Наконец, я рассказываю ему о том, как мы сидели в школьной столовой. О том, как Рэв устроил мне разнос, а Джульетта, узнав, какого числа я гонял пьяным на машине, попала в медицинский кабинет.

Когда я заканчиваю свой рассказ, уже опускается вечер и между зданий сгущаются тени. Чувствую себя измотанным и выжатым как лимон.

– Действительно много всего, – соглашается Болвандес, когда я замолкаю.

Я киваю.

– Дата была мне известна. – Говорить в темноте оказывается гораздо легче. – Число – первое, что привлекло мой взгляд на могиле мамы Джульетты. Но… я не знал, как она умерла. Об этом Джульетта рассказала позже. Намного позже. И до сегодняшнего дня я не задумывался над этим.
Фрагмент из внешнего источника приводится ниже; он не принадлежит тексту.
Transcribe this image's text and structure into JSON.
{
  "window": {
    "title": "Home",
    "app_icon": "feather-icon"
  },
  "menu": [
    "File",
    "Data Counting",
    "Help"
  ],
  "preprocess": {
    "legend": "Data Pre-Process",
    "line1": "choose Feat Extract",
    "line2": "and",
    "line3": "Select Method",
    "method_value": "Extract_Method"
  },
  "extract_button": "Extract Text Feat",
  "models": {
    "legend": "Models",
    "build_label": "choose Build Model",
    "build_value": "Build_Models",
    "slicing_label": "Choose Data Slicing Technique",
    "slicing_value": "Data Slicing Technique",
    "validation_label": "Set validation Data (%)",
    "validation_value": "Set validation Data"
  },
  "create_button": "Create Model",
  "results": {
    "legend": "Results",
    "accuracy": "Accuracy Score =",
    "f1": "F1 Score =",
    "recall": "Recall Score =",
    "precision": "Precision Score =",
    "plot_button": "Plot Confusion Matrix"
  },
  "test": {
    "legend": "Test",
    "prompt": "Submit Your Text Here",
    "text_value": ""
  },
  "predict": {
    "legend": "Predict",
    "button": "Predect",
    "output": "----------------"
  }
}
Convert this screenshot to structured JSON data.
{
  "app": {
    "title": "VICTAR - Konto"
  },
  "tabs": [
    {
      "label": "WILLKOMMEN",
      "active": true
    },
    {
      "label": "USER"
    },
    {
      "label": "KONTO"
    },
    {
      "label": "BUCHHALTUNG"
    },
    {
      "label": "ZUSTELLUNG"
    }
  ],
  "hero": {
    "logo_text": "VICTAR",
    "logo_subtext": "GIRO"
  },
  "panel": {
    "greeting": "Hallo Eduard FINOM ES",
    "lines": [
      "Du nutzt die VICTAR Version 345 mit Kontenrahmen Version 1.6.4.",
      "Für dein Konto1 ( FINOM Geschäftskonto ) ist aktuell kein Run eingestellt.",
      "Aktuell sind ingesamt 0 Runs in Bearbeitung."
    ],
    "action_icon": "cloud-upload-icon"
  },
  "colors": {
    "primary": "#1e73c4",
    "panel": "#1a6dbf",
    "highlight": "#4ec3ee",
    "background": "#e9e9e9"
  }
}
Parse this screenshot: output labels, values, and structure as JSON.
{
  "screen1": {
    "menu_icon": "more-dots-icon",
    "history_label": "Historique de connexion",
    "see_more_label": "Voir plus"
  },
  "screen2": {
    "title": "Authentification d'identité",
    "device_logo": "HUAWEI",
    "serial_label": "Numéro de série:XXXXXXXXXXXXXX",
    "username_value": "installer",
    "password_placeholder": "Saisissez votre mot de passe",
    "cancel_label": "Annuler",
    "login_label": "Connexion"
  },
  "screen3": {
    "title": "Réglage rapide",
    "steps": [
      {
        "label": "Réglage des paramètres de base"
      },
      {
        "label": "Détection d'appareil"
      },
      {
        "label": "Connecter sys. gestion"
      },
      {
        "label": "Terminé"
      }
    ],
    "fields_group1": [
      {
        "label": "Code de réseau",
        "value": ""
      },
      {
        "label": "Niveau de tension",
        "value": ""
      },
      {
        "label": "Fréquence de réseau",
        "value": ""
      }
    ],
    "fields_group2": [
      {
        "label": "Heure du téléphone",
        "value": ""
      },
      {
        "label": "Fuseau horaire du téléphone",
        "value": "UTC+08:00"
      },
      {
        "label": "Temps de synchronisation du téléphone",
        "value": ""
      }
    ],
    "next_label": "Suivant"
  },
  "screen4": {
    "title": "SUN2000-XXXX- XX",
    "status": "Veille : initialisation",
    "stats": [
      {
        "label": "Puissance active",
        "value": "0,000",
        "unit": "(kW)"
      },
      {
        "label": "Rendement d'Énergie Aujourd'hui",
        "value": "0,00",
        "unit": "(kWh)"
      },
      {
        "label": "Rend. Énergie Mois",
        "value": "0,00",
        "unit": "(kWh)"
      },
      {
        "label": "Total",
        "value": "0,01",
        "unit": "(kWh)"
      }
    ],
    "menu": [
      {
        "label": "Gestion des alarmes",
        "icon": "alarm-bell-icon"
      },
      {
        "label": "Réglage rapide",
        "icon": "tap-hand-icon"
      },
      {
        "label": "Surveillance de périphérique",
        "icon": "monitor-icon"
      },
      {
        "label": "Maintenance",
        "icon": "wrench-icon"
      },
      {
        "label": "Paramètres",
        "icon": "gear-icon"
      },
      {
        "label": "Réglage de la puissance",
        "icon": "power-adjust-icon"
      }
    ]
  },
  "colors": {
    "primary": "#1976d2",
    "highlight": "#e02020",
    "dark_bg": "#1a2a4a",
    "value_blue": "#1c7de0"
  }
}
– Ты не помнишь, не врезался ли в другой автомобиль?

– Я не помню даже, как садился в машину.

На лице Фрэнка появляется задумчивое выражение.

– Ты знаешь, где ее мама погибла? Или в какое время?

– Нет. Знаю, что она попала в аварию по пути домой из аэропорта. Вечером.

– А где ты разбил автомобиль? Ваши пути могли пересечься?

– На Ричи-хайвей. Понятия не имею.

– Но все произошло в одном округе?

– Да. Наверное.

Болвандес задумчиво чешет подбородок.

– Ну, в полиции же не дураки сидят, Мерф. Если оба происшествия произошли в одном округе, примерно в одно и то же время, то полицейские обязательно убедились бы в том, что не ты виновник аварии. Особенно если в этой аварии погибла женщина.